AGRAVO REGIMENTAL NO HABEAS CORPUS — AgRg no HC 911170
Análise documental baseada na ementa oficial do Superior Tribunal de Justiça, organizada para consulta e compreensão do precedente.
Comentário editorial
Nesta leitura prática, a decisão é organizada para mostrar o que o STJ efetivamente registrou e quais dados devem ser conferidos antes de transportar o entendimento para uma situação cotidiana. O recorte processual é AgRg no HC, julgado por SEXTA TURMA, sob relatoria de OTÁVIO DE ALMEIDA TOLEDO (DESEMBARGADOR CONVOCADO DO TJSP).
Para o cidadão, o ponto essencial é não tratar a ementa como uma regra automática: fatos, pedidos, fase processual e legislação aplicável precisam ser comparados com o caso concreto. Quando o julgamento repercutir em mobilidade, veículos, sanções ou direitos do condutor, essa conexão deve estar expressa no próprio texto oficial.
Pontos centrais da ementa
- A alegação de que o custodiado não seria traficante, mas mero usuário, não pode ser apreciada na estreita e célere via do habeas corpus, pois demandaria o reexame de matéria fático-probatória.

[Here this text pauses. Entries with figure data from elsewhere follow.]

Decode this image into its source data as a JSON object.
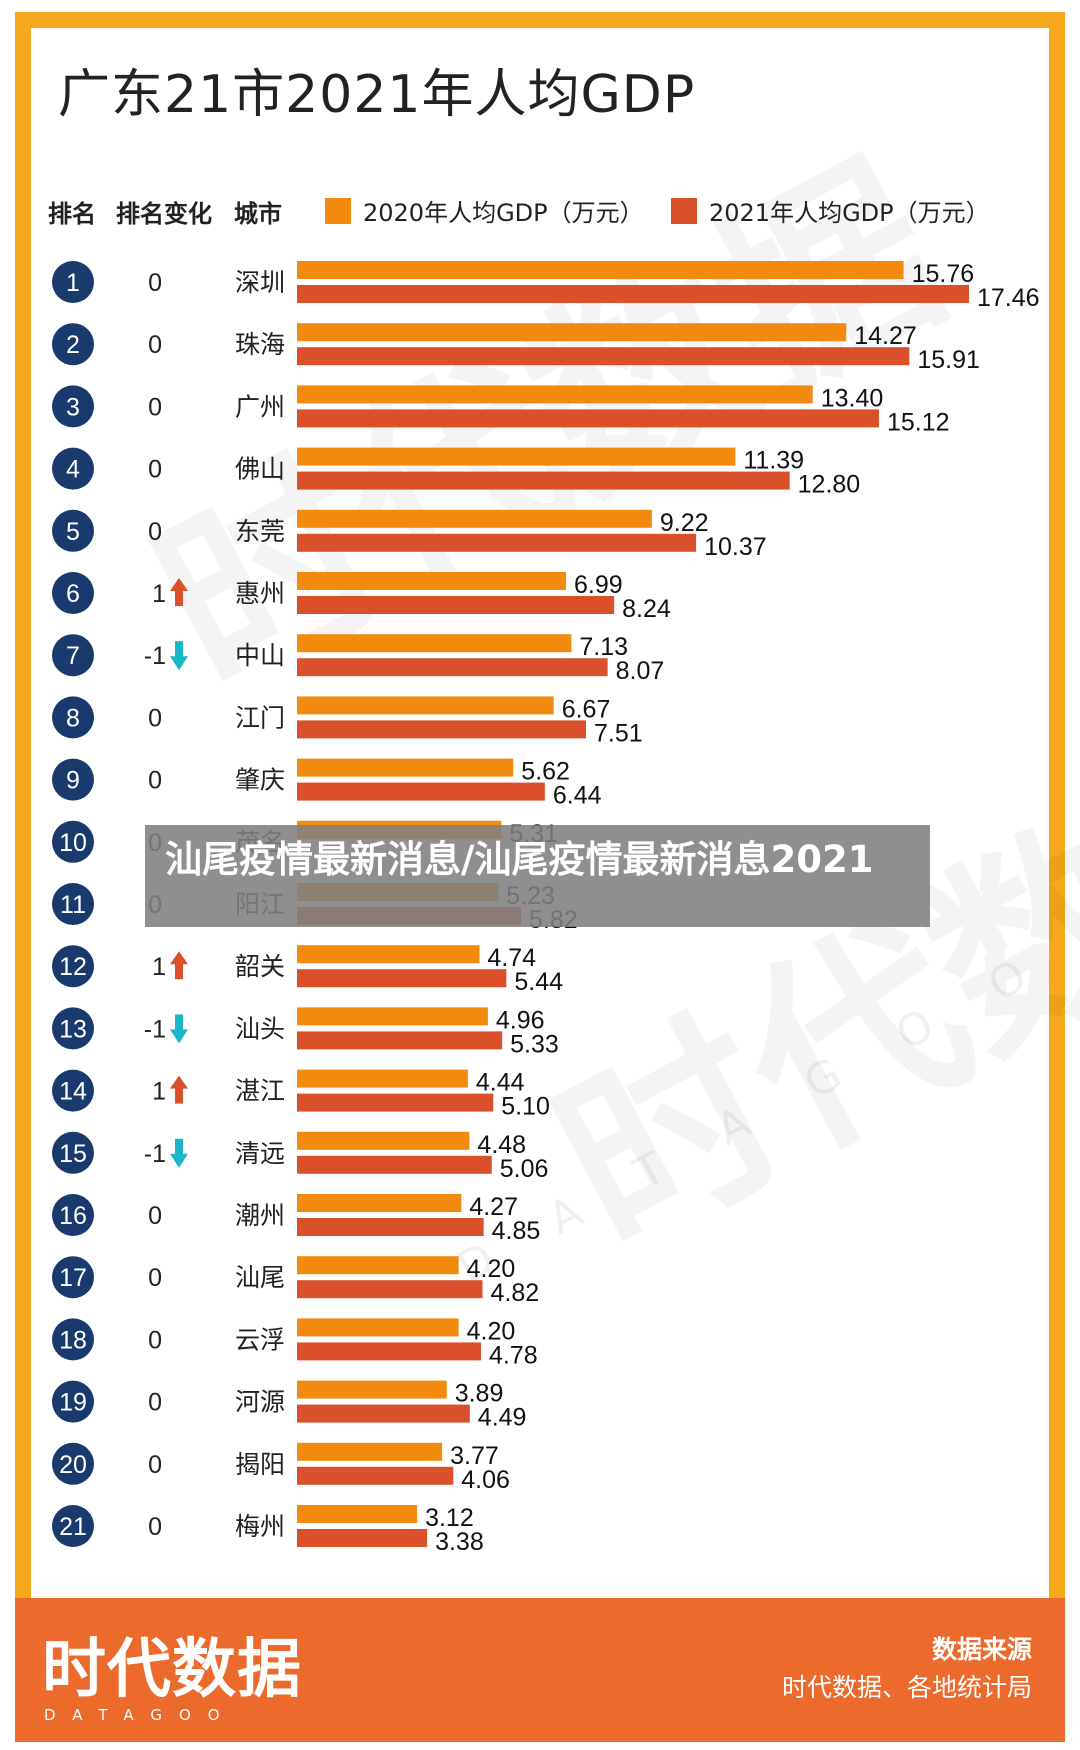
{
  "title": "广东21市2021年人均GDP",
  "headers": {
    "rank": "排名",
    "change": "排名变化",
    "city": "城市"
  },
  "banner": "汕尾疫情最新消息/汕尾疫情最新消息2021",
  "footer": {
    "logo": "时代数据",
    "logo_sub": "DATAGOO",
    "source_title": "数据来源",
    "source_text": "时代数据、各地统计局"
  },
  "watermark": {
    "text": "时代数据",
    "letters": "DATAGOO"
  },
  "colors": {
    "frame": "#f6a81c",
    "footer": "#ec6a2c",
    "series_2020": "#f28a10",
    "series_2021": "#d9502b",
    "rank_circle": "#1a3a6e",
    "arrow_up": "#d9502b",
    "arrow_down": "#19b7c8"
  },
  "chart_data": {
    "type": "bar",
    "title": "广东21市2021年人均GDP",
    "orientation": "horizontal",
    "categories": [
      "深圳",
      "珠海",
      "广州",
      "佛山",
      "东莞",
      "惠州",
      "中山",
      "江门",
      "肇庆",
      "茂名",
      "阳江",
      "韶关",
      "汕头",
      "湛江",
      "清远",
      "潮州",
      "汕尾",
      "云浮",
      "河源",
      "揭阳",
      "梅州"
    ],
    "ranks": [
      1,
      2,
      3,
      4,
      5,
      6,
      7,
      8,
      9,
      10,
      11,
      12,
      13,
      14,
      15,
      16,
      17,
      18,
      19,
      20,
      21
    ],
    "rank_changes": [
      "0",
      "0",
      "0",
      "0",
      "0",
      "1",
      "-1",
      "0",
      "0",
      "0",
      "0",
      "1",
      "-1",
      "1",
      "-1",
      "0",
      "0",
      "0",
      "0",
      "0",
      "0"
    ],
    "series": [
      {
        "name": "2020年人均GDP（万元）",
        "values": [
          15.76,
          14.27,
          13.4,
          11.39,
          9.22,
          6.99,
          7.13,
          6.67,
          5.62,
          5.31,
          5.23,
          4.74,
          4.96,
          4.44,
          4.48,
          4.27,
          4.2,
          4.2,
          3.89,
          3.77,
          3.12
        ]
      },
      {
        "name": "2021年人均GDP（万元）",
        "values": [
          17.46,
          15.91,
          15.12,
          12.8,
          10.37,
          8.24,
          8.07,
          7.51,
          6.44,
          null,
          5.82,
          5.44,
          5.33,
          5.1,
          5.06,
          4.85,
          4.82,
          4.78,
          4.49,
          4.06,
          3.38
        ]
      }
    ],
    "value_labels": [
      [
        "15.76",
        "14.27",
        "13.40",
        "11.39",
        "9.22",
        "6.99",
        "7.13",
        "6.67",
        "5.62",
        "5.31",
        "5.23",
        "4.74",
        "4.96",
        "4.44",
        "4.48",
        "4.27",
        "4.20",
        "4.20",
        "3.89",
        "3.77",
        "3.12"
      ],
      [
        "17.46",
        "15.91",
        "15.12",
        "12.80",
        "10.37",
        "8.24",
        "8.07",
        "7.51",
        "6.44",
        "",
        "5.82",
        "5.44",
        "5.33",
        "5.10",
        "5.06",
        "4.85",
        "4.82",
        "4.78",
        "4.49",
        "4.06",
        "3.38"
      ]
    ],
    "xlim": [
      0,
      17.46
    ],
    "grid": false,
    "legend": "top"
  }
}
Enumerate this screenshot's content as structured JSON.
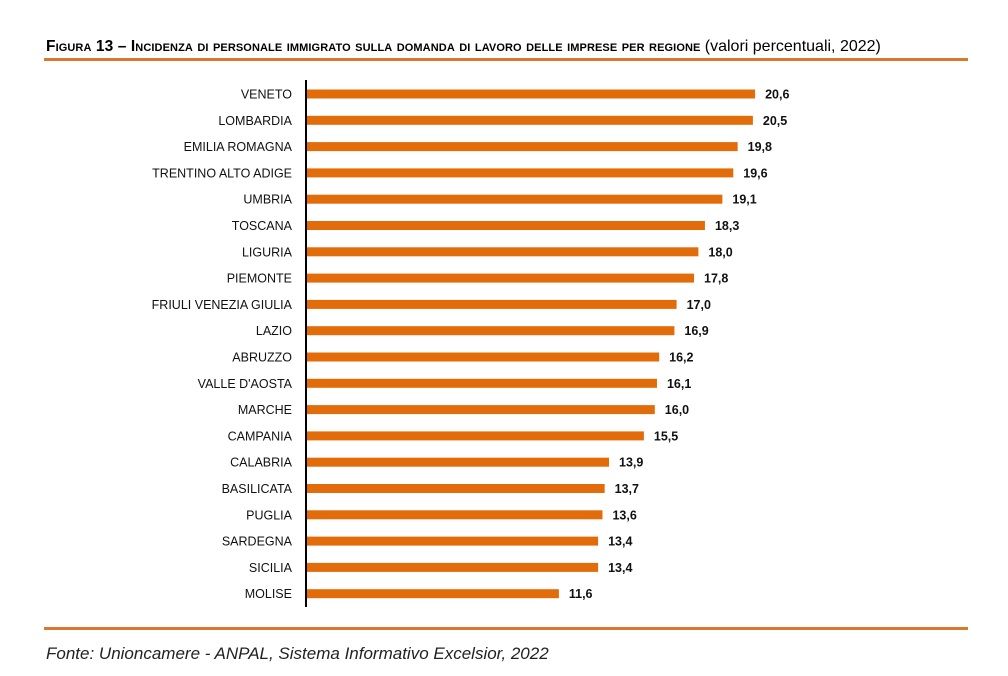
{
  "header": {
    "title_main": "Figura 13 – Incidenza di personale immigrato sulla domanda di lavoro delle imprese per regione",
    "title_sub": "(valori percentuali, 2022)"
  },
  "footer": {
    "source": "Fonte: Unioncamere - ANPAL, Sistema Informativo Excelsior, 2022"
  },
  "colors": {
    "bar": "#e36c0a",
    "rule": "#d9782f",
    "axis": "#000000"
  },
  "chart_data": {
    "type": "bar",
    "orientation": "horizontal",
    "title": "Figura 13 – Incidenza di personale immigrato sulla domanda di lavoro delle imprese per regione (valori percentuali, 2022)",
    "xlabel": "",
    "ylabel": "",
    "xlim": [
      0,
      21
    ],
    "grid": false,
    "legend": "none",
    "decimal_separator": ",",
    "categories": [
      "VENETO",
      "LOMBARDIA",
      "EMILIA ROMAGNA",
      "TRENTINO ALTO ADIGE",
      "UMBRIA",
      "TOSCANA",
      "LIGURIA",
      "PIEMONTE",
      "FRIULI VENEZIA GIULIA",
      "LAZIO",
      "ABRUZZO",
      "VALLE D'AOSTA",
      "MARCHE",
      "CAMPANIA",
      "CALABRIA",
      "BASILICATA",
      "PUGLIA",
      "SARDEGNA",
      "SICILIA",
      "MOLISE"
    ],
    "values": [
      20.6,
      20.5,
      19.8,
      19.6,
      19.1,
      18.3,
      18.0,
      17.8,
      17.0,
      16.9,
      16.2,
      16.1,
      16.0,
      15.5,
      13.9,
      13.7,
      13.6,
      13.4,
      13.4,
      11.6
    ],
    "data_labels": [
      "20,6",
      "20,5",
      "19,8",
      "19,6",
      "19,1",
      "18,3",
      "18,0",
      "17,8",
      "17,0",
      "16,9",
      "16,2",
      "16,1",
      "16,0",
      "15,5",
      "13,9",
      "13,7",
      "13,6",
      "13,4",
      "13,4",
      "11,6"
    ]
  }
}
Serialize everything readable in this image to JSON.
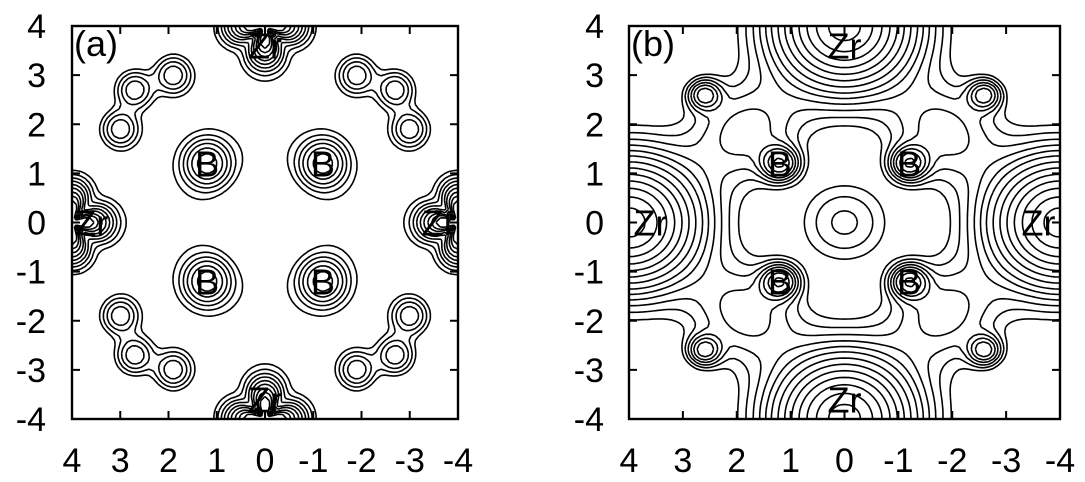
{
  "chart_data": [
    {
      "type": "contour",
      "panel_label": "(a)",
      "xlim": [
        4,
        -4
      ],
      "ylim": [
        -4,
        4
      ],
      "x_ticks": [
        "4",
        "3",
        "2",
        "1",
        "0",
        "-1",
        "-2",
        "-3",
        "-4"
      ],
      "y_ticks": [
        "4",
        "3",
        "2",
        "1",
        "0",
        "-1",
        "-2",
        "-3",
        "-4"
      ],
      "atoms": [
        {
          "label": "Zr",
          "x": 0,
          "y": 3.6
        },
        {
          "label": "Zr",
          "x": 0,
          "y": -3.6
        },
        {
          "label": "Zr",
          "x": 3.6,
          "y": 0
        },
        {
          "label": "Zr",
          "x": -3.6,
          "y": 0
        },
        {
          "label": "B",
          "x": 1.2,
          "y": 1.2
        },
        {
          "label": "B",
          "x": -1.2,
          "y": 1.2
        },
        {
          "label": "B",
          "x": 1.2,
          "y": -1.2
        },
        {
          "label": "B",
          "x": -1.2,
          "y": -1.2
        }
      ]
    },
    {
      "type": "contour",
      "panel_label": "(b)",
      "xlim": [
        4,
        -4
      ],
      "ylim": [
        -4,
        4
      ],
      "x_ticks": [
        "4",
        "3",
        "2",
        "1",
        "0",
        "-1",
        "-2",
        "-3",
        "-4"
      ],
      "y_ticks": [
        "4",
        "3",
        "2",
        "1",
        "0",
        "-1",
        "-2",
        "-3",
        "-4"
      ],
      "atoms": [
        {
          "label": "Zr",
          "x": 0,
          "y": 3.6
        },
        {
          "label": "Zr",
          "x": 0,
          "y": -3.6
        },
        {
          "label": "Zr",
          "x": 3.6,
          "y": 0
        },
        {
          "label": "Zr",
          "x": -3.6,
          "y": 0
        },
        {
          "label": "B",
          "x": 1.2,
          "y": 1.2
        },
        {
          "label": "B",
          "x": -1.2,
          "y": 1.2
        },
        {
          "label": "B",
          "x": 1.2,
          "y": -1.2
        },
        {
          "label": "B",
          "x": -1.2,
          "y": -1.2
        }
      ]
    }
  ]
}
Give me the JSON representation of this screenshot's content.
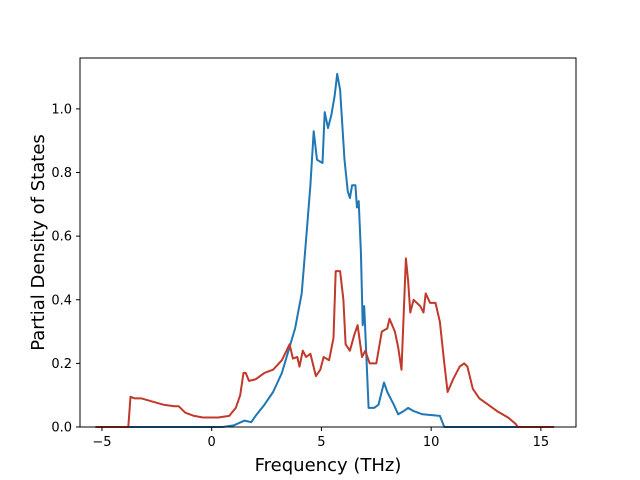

- Hipótese em que a prisão preventiva foi adequadamente fundamentada a partir da análise particularizada da situação fática dos autos, tendo sido amparada no risco concreto de reiteração delitiva, o que, nos termos da jurisprudência do Superior Tribunal de Justiça, justifica a custódia cautelar como forma de resguardar a ordem pública.
Resultado indicado
Agravo regimental não provido.
Ementa oficial
AGRAVO REGIMENTAL NO HABEAS CORPUS. PROCESSUAL PENAL. TRÁFICO ILÍCITO DE DROGAS. ALEGADA CONDIÇÃO DE USUÁRIO. IMPOSSIBILIDADE DE APRECIAÇÃO NA VIA ELEITA. PRISÃO PREVENTIVA. RISCO CONCRETO DE REITERAÇÃO DELITIVA. NECESSIDADE DE RESGUARDAR A ORDEM PÚBLICA. FUNDAMENTAÇÃO SUFICIENTE. PRECEDENTES. AGRAVO REGIMENTAL NÃO PROVIDO. 1. A alegação de que o custodiado não seria traficante, mas mero usuário, não pode ser apreciada na estreita e célere via do habeas corpus, pois demandaria o reexame de matéria fático-probatória. 2. Hipótese em que a prisão preventiva foi adequadamente fundamentada a partir da análise particularizada da situação fática dos autos, tendo sido amparada no risco concreto de reiteração delitiva, o que, nos termos da jurisprudência do Superior Tribunal de Justiça, justifica a custódia cautelar como forma de resguardar a ordem pública. 3. Agravo regimental não provido.
Referências legislativas
[]
Fonte e transparência
Conteúdo documental proveniente do conjunto oficial de dados abertos do STJ. Consulte também a pesquisa de jurisprudência do STJ e o arquivo oficial de origem deste registro.
Aviso: este material tem finalidade informativa e documental. Não constitui parecer jurídico nem garante aplicação do entendimento a outro processo.